A ditadura da leveza e da fofura

 



Tudo começou com as narrativas, narrativa para lá, narrativa pra cá. Não existe mais verdade, existem versões. Mas existe verdade, sim, eu meio Kantiano acredito que somos incapazes de atingi-la, mas ´podemos nos aproximar dela. 


Contudo agora só existem narrativas, mas a coisa tem evoluído. Estamos há muito buscando a leveza, a insustentável leveza do ser, que significava, na época, um modo afetivo de se conduzir, sem opressões e sem moralismo, mas verdadeiramente afetivo.


Hoje estamos fabricando uma afetividade com base em uma afetividade real, mas sutilmente reformulada. Entramos na sociedade do espetáculo, tudo que é sólido se desmancha no ar. Estamos entre o ficcional, o virtual e o estético. O povo que vai de encontro a tudo isso e quer criminalmente continuar sendo "simplório" ou os que, igualmente criminosos, insistem em ter emoções profundas devem ser tratados com o máximo de desprezo e crueldade. Para estes não existe perdão.
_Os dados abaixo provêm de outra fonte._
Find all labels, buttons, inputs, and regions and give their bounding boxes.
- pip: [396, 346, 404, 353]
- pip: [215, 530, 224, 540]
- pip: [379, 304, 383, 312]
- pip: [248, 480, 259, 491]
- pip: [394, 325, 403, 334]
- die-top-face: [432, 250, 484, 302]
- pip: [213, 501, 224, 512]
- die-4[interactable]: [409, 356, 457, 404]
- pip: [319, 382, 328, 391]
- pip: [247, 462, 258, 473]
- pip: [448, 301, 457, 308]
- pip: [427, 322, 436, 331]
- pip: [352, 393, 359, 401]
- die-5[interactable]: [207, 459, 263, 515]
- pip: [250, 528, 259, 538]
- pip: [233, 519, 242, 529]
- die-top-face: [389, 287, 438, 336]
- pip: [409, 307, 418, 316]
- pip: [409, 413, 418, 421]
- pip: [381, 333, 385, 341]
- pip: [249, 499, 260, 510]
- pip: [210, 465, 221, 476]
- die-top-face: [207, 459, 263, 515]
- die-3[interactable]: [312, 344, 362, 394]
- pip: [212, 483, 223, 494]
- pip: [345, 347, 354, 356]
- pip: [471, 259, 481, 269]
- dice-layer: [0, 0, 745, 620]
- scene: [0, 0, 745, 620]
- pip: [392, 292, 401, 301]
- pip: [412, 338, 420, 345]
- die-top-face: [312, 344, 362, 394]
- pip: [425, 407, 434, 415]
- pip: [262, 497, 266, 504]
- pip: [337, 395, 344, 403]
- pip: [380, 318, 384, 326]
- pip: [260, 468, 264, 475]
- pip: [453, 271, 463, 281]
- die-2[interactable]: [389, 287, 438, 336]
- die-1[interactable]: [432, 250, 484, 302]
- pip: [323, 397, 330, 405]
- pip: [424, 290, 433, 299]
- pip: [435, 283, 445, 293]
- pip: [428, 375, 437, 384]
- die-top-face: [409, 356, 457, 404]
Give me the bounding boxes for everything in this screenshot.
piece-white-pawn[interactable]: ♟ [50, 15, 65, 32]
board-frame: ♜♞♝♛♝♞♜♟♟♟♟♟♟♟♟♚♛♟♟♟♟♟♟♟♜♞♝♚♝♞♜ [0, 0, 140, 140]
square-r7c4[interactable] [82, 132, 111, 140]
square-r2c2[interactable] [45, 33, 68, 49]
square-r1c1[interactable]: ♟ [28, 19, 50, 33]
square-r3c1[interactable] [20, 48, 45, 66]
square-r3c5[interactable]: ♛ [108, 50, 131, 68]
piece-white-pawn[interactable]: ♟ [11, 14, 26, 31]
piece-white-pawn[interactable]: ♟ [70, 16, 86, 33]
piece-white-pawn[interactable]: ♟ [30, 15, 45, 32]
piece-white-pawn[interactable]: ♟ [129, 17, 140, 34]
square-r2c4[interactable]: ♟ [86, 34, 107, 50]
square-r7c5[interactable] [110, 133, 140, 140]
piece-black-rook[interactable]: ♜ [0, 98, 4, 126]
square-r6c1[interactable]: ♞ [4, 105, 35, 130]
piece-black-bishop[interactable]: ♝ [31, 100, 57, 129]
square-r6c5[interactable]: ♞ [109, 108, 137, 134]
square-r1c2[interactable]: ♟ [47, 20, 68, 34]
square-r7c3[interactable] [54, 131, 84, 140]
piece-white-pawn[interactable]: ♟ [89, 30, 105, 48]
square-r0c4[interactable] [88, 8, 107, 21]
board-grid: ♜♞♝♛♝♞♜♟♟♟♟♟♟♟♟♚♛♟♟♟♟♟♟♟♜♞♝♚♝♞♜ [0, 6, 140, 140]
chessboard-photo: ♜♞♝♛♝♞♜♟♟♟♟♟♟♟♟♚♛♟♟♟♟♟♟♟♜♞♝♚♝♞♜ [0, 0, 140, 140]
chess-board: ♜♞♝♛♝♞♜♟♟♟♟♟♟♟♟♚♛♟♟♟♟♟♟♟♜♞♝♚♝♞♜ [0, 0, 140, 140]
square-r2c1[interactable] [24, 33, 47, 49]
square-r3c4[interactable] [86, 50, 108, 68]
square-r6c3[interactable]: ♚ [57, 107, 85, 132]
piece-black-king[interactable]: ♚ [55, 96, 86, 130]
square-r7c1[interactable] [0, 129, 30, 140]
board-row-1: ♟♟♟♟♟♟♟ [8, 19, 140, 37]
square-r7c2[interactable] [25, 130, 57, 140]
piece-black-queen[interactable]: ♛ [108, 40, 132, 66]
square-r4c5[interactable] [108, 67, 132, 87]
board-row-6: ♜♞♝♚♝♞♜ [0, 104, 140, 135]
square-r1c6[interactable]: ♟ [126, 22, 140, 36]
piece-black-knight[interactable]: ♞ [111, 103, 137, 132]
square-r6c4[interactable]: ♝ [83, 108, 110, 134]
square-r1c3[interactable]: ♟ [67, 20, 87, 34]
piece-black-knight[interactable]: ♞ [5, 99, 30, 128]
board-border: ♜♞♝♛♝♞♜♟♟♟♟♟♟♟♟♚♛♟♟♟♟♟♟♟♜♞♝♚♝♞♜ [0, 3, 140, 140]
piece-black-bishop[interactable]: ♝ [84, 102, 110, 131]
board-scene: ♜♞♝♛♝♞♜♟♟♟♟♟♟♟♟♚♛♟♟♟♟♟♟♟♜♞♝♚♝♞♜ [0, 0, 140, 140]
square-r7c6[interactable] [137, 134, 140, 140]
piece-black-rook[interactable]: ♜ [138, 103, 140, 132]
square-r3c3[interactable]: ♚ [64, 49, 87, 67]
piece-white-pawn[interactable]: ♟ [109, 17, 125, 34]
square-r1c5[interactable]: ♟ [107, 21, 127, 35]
 O mesmo design das grandes grifes é vendido na feira popular, qual é a diferença? ela é sutil, está na qualidade dos materiais e no acabamento. Na qualidade do tecido, da pele, do cheiro, dos cabelos, a quantidade de músculos no abdômen e os dentes. Assim são distinguidas as várias faixas de classe média. O que se confirma, depois, pelo endereço, pela marca do carro, pelo restaurante frequentado ou a sofisticação da culinária adotada ou dieta e pela quantidade com que se vai ao exterior.


Quanto a emoção ocorre o mesmo, o beautifull people de antes é substituído pelos belos e fofos de hoje. A verdade ou a versão preponderante está com os belos e fofos e leves. As emoções densas e profundas se tornaram indesejáveis. As melhores ideias são aquelas ditas pela boca mais bela e cândida.


 Tudo isso tem a ver com a mídia. Tudo se virtualiza e essa ínfima densidade do virtual é que domina agora as emoções, passamos da sociedade do espetáculo para adentrarmos a espetacularização das emoções. Divertidas, funcionais, demarcadoras de territórios... hipócritas? quase... elas precisam ter uma dose de verdade e de amorosidade verdadeira, uma pequena dose, bem medida.


Tudo tem que ser fofo e leve - estetizado e portanto purificado. Não importa que 500 milhões sofram de depressão crônica, os milhões de suicídios, e a miséria e a pobreza. A questão social, a desigualdade social saiu do centro da discussão política, hoje o que impera é a discussão de gênero. 


Até a discussão racial vem se tornando secundária, subordinada à questão da imigração, o mundo tem que ser um mundo de fantasia global. A questão ambiental também funciona bem para a construção do mundo fofo e leve. Não importa os milhões que se deprimem, por não serem fofos e leves o suficiente. 


Os milhões que morrem de fome simplesmente desapareceram. O mundo tem que ter a leveza, a fofura e o cérebro de uma criança de 4 anos. E a justiça, a justiça será feita por um juiz fofo, em favor da parte mais fofa com o advogado mais fofo. Ou seguirá simplesmente o discurso dessa camada da sociedade mais fofa e leve. 


Interessante é que os fofos estão cada vez mais sensualistas, sexistas e materialistas, o amor é permitido, e até bem vindo, desde que ele seja estetizado, espetacularizado, fofinho e leve, como uma criança de 4 anos, desde de que ele seja uma fina camada  de esmalte ou de gelo. 


No entanto, ele assim é a face atual da mais pura crueldade e da desumanização, mostrando uma máscara terrivelmente humana. O caso Johnny Depp X Amber Heard mostra um pouco desse mundo. Na realidade uma disputa para saber quem é o monstro, quem é o fofo. O que seria melhor para todos é que sentimento e estética se harmonizassem.